The licensing window for sett exclusion and destruction runs from 1 July to 30 November. Outside this period, badgers are breeding and raising cubs, and licenses are not normally granted. The closed season of 1 December to 30 June exists because disturbing a sett during this time could trap dependent cubs underground or separate them from their mothers. If your situation is genuinely urgent during the closed season, you can apply for an individual license, but approval is rare and the justification must be strong.

Who Can Do the Work

You will almost certainly need a licensed ecologist. The class license issued by Natural England (CL35) is only available to registered professionals who have held at least four previous sett closure licenses in the past five years, successfully excluded badgers from four different sites including two main setts, and are members of a recognised professional body such as the Chartered Institute of Ecology and Environmental Management. This isn’t something a homeowner can do independently.

What Professional Help Costs

A preliminary habitat assessment or scoping badger survey starts from around £348. If that initial survey finds evidence of badgers, a more detailed activity survey (sometimes called a bait-marking survey) starts from roughly £498. These fees vary with site size, complexity, and location. If mitigation is needed, the ecologist will design a strategy and handle the license application to Natural England. Note that Natural England now charges hourly fees for processing mitigation licenses, which adds to the overall cost. For a straightforward garden situation, expect to spend somewhere between £500 and £1,500 total. Complex development sites cost significantly more.

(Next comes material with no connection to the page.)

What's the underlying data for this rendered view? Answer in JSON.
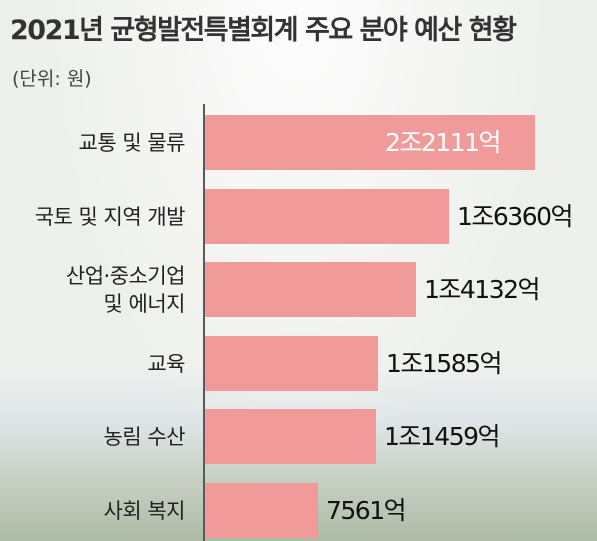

Rules for Construction Near Setts

If you’re planning building work rather than simply wanting badgers off your lawn, specific buffer zones apply. The general recommendation is a 30-metre protection zone measured from the outermost holes of the sett. Within that zone, the restrictions get tighter as you get closer:

  • Within 30 metres: No heavy machinery without a license.
  • Within 20 metres: No lighter machinery, particularly for digging.
  • Within 10 metres: No light work, including hand digging or scrub clearance.
  • Within 100 metres: Blasting activities may require a license.

If your planning authority identifies a potential badger sett on or near your development site, they will likely require a formal badger survey before granting permission. This is a standard planning condition and not something you can bypass. The survey and any resulting mitigation plan become part of your planning documentation.

The Bovine TB Exception

In parts of England and Ireland, badgers are managed more aggressively because they carry bovine tuberculosis, a serious disease of cattle. Ireland has culled badgers as part of its TB eradication programme since 2004, though it shifted toward vaccinating badgers with BCG starting in 2018. In Northern Ireland, culling is still under active consideration as part of a broader TB strategy.

In England, government-licensed badger culls operate in designated areas, but these are carried out by approved operators as part of official TB control policy. Individual landowners cannot decide to cull badgers for TB reasons on their own. If you’re a farmer in a TB hotspot area, contact the Animal and Plant Health Agency for current guidance on what applies in your region.